Présentation d’Anaïs

Qui suis-je ?

Je m’appelle Anaïs et j’ai 5 ans, je suis née le 7 octobre 2010.

Je suis une petite fille très dynamique et volontaire. Tout le monde dit que je souris tout le temps. C’est vrai je trouve que la vie est belle et je suis très heureuse.

Seulement voilà je suis une enfant comme on dit « différente » ou « exceptionnelle ».

Qu’est-ce que cela veut dire ?

Eh bien, je souffre d’Infirmité Moteur Cérébrale, je suis atteinte de tétraparésie, ce qui veut dire que je suis handicapée des 4 membres.

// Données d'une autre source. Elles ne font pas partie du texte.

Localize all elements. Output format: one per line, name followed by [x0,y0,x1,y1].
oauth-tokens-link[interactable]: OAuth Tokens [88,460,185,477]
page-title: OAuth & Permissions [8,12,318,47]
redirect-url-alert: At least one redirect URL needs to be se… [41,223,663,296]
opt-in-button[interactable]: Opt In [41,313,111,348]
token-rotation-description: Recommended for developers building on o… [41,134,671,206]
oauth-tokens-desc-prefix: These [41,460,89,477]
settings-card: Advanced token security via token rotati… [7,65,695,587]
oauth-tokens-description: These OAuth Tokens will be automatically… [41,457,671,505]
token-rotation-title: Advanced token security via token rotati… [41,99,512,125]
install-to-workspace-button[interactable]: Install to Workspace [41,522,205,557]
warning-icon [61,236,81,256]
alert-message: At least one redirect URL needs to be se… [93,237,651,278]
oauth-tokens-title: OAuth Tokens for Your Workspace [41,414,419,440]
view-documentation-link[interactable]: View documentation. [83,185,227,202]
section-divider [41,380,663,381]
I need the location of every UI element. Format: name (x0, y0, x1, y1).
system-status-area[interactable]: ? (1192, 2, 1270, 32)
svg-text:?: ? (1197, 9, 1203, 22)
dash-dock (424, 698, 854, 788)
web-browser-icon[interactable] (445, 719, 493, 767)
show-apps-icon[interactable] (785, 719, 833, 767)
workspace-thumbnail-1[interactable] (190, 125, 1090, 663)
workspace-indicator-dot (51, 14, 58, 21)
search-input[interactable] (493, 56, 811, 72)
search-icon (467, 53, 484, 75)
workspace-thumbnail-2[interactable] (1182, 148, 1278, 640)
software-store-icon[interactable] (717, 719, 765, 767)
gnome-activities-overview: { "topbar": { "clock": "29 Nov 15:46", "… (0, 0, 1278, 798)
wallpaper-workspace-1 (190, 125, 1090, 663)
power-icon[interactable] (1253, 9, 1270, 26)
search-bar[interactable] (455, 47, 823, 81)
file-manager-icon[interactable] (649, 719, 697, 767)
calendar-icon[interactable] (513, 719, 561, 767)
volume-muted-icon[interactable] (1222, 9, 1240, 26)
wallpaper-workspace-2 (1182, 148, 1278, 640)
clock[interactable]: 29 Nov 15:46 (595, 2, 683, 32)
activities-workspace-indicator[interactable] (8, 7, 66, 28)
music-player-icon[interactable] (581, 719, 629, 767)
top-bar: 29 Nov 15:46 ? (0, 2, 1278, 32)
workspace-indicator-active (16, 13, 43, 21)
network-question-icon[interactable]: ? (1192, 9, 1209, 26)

Je ne marche pas, tient à peine assise, j’ai du mal à manipuler mes jouets, … Je souffre aussi d’hypotonie maxillo-faciale, j’ai du mal à déglutir, à manger des morceaux, je bave énormément (ça c’est pas génial), et surtout je ne parle pas. C’est pour cela que je souris tout le temps. En fait, j’ai envie de vous dire plein de choses mais je ne peux pas ! Mon papa et ma maman ont décidé de créer cette association pour pouvoir me donner toutes les chances d’améliorer mon état physique et de peut-être un jour pouvoir marcher, courir, parler, chanter : j’aimerais tellement…

Pourquoi une association ?

Parce que les traitements classiques proposés en France sont insuffisants pour me permettre de bien progresser et d’atteindre mon autonomie, mes parents vont être obligés de financer d’autres traitements de rééducation qui ont fait leur preuve à l’étranger, mais qui ne sont pas reconnus en France, et qui coûtent très chers, et c’est pour cela qu’ils ont besoin de vous.

La vie avec Anaïs

Éduquer un enfant « différent » demande beaucoup d’énergie, de volonté, de temps, de patience, bien plus que pour des parents qui ont des enfants en bonne santé.
Notre vie personnelle et professionnelle doit être totalement revue afin de donner le plus de chance à notre enfant d’accéder à son autonomie.

A l’annonce du handicap de notre enfant, nous savions que notre vie allait être bouleversée mais nous n’imaginions pas encore à quel point. 2 ans sont passés et nous avons mis en place dès que possible toutes les rééducations qui nous ont été proposées par les neuro-pédiatres qui ont suivi Anaïs au CAMSP de Trappes et à l’Hôpital Béclère de Clamart.

Et puis nous n’en sommes pas restés là, nous nous sommes interrogés aussi bien sur l’évolution de son handicap, les conséquences sur sa santé physique, sur son développement intellectuel. Nous avons découvert peu à peu qu’il y avait d’autres méthodes de rééducation. Malheureusement, elles ne sont pas reconnues en France et se pratiquent, pour certaines, en France et pour d’autres, à l’étranger.

Nous avons rejoint des forums de parents dont les enfants souffrent des mêmes handicaps, nous avons lu et relu des centaines d’articles sur internet, nous avons assisté à des conférences sur le sujet. Et la conclusion aujourd’hui est que nous voulons le meilleur pour notre fille Anaïs, lui faire faire un maximum de soins, mettre le maximum de chances de son côté.

Nous allons tout faire pour t’aider Anaïs !!!